Machine Learning Engineering: Professional Guide | Build 50 Production Models | Including MLOps

Posted By: naag

Machine Learning Engineering: Professional Guide | Build 50 Production Models | Including MLOps
English | June 26, 2025 | ASIN: B0FFTNMX37 | 400 pages | EPUB (True) | 1.55 MB

Machine Learning Engineering: Professional Guide Build 50 Production Models Including MLOps
By Henry Codwell

Master the full machine learning lifecycle—from prototype to production—with this groundbreaking professional guide that delivers unmatched depth, clarity, and hands-on power.

Whether you're a software engineer transitioning into AI, a data scientist ready to productionize your models, or a seasoned ML engineer looking to sharpen your edge, this book is your complete roadmap to building robust, scalable, and reliable machine learning systems that thrive in the real world.

Inside, you’ll build 50 production-ready ML models across diverse domains—NLP, computer vision, time-series forecasting, recommendation systems, unsupervised learning, reinforcement learning, and more. Each project is meticulously designed to simulate real-world challenges, giving you the hands-on experience employers and startups demand.
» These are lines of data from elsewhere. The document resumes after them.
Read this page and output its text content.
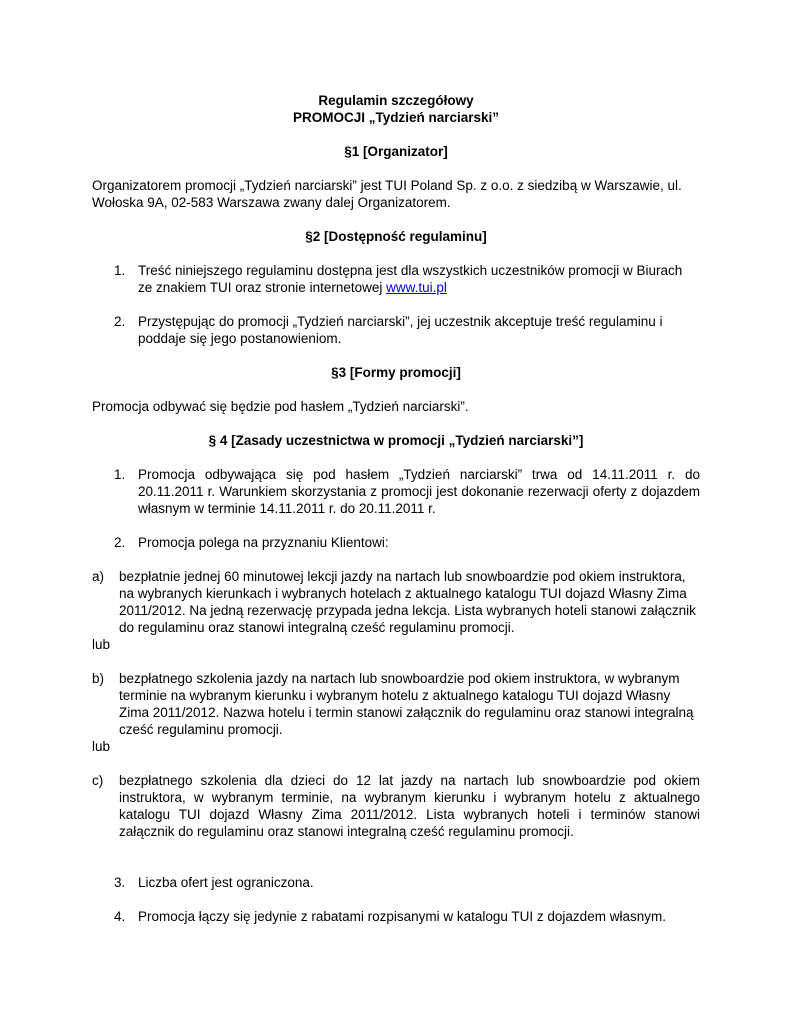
Regulamin szczegółowy
PROMOCJI „Tydzień narciarski”
§1 [Organizator]

Organizatorem promocji „Tydzień narciarski” jest TUI Poland Sp. z o.o. z siedzibą w Warszawie, ul. Wołoska 9A, 02-583 Warszawa zwany dalej Organizatorem.

§2 [Dostępność regulaminu]
1. Treść niniejszego regulaminu dostępna jest dla wszystkich uczestników promocji w Biurach ze znakiem TUI oraz stronie internetowej www.tui.pl
2. Przystępując do promocji „Tydzień narciarski”, jej uczestnik akceptuje treść regulaminu i poddaje się jego postanowieniom.
§3 [Formy promocji]

Promocja odbywać się będzie pod hasłem „Tydzień narciarski”.

§ 4 [Zasady uczestnictwa w promocji „Tydzień narciarski”]
1. Promocja odbywająca się pod hasłem „Tydzień narciarski” trwa od 14.11.2011 r. do 20.11.2011 r. Warunkiem skorzystania z promocji jest dokonanie rezerwacji oferty z dojazdem własnym w terminie 14.11.2011 r. do 20.11.2011 r.
2. Promocja polega na przyznaniu Klientowi:
a) bezpłatnie jednej 60 minutowej lekcji jazdy na nartach lub snowboardzie pod okiem instruktora, na wybranych kierunkach i wybranych hotelach z aktualnego katalogu TUI dojazd Własny Zima 2011/2012. Na jedną rezerwację przypada jedna lekcja. Lista wybranych hoteli stanowi załącznik do regulaminu oraz stanowi integralną cześć regulaminu promocji.
lub
b) bezpłatnego szkolenia jazdy na nartach lub snowboardzie pod okiem instruktora, w wybranym terminie na wybranym kierunku i wybranym hotelu z aktualnego katalogu TUI dojazd Własny Zima 2011/2012. Nazwa hotelu i termin stanowi załącznik do regulaminu oraz stanowi integralną cześć regulaminu promocji.
lub
c) bezpłatnego szkolenia dla dzieci do 12 lat jazdy na nartach lub snowboardzie pod okiem instruktora, w wybranym terminie, na wybranym kierunku i wybranym hotelu z aktualnego katalogu TUI dojazd Własny Zima 2011/2012. Lista wybranych hoteli i terminów stanowi załącznik do regulaminu oraz stanowi integralną cześć regulaminu promocji.
3. Liczba ofert jest ograniczona.
4. Promocja łączy się jedynie z rabatami rozpisanymi w katalogu TUI z dojazdem własnym.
But this isn’t just about building models—it’s about engineering them. You’ll learn how to:

Navigate the full machine learning lifecycle, from data engineering and feature design to monitoring and retraining

Apply MLOps best practices using MLflow, Kubeflow, Docker, FastAPI, and cloud platforms like AWS SageMaker and Google Vertex AI

Optimize and deploy models for real-time inference, scalability, and maintainability

Ensure ethical and responsible AI with explainability, fairness, and privacy-by-design principles

Future-proof your skills with advanced topics including federated learning, model compression, AutoML, and multimodal AI

The book features:

600+ pages of practical content written with clarity and purpose

A companion GitHub repository with all 50 production models, deployment scripts, and datasets

Case studies across industries like finance, healthcare, and retail

A bonus career guide to help you build a standout ML engineering portfolio and prepare for interviews

This isn’t a book you read once—it’s a professional toolkit you’ll return to for years. With a unique blend of depth, practicality, and foresight, Machine Learning Engineering positions you not just to follow trends, but to lead the future of AI.

If you’re serious about machine learning in production, this is the book that delivers.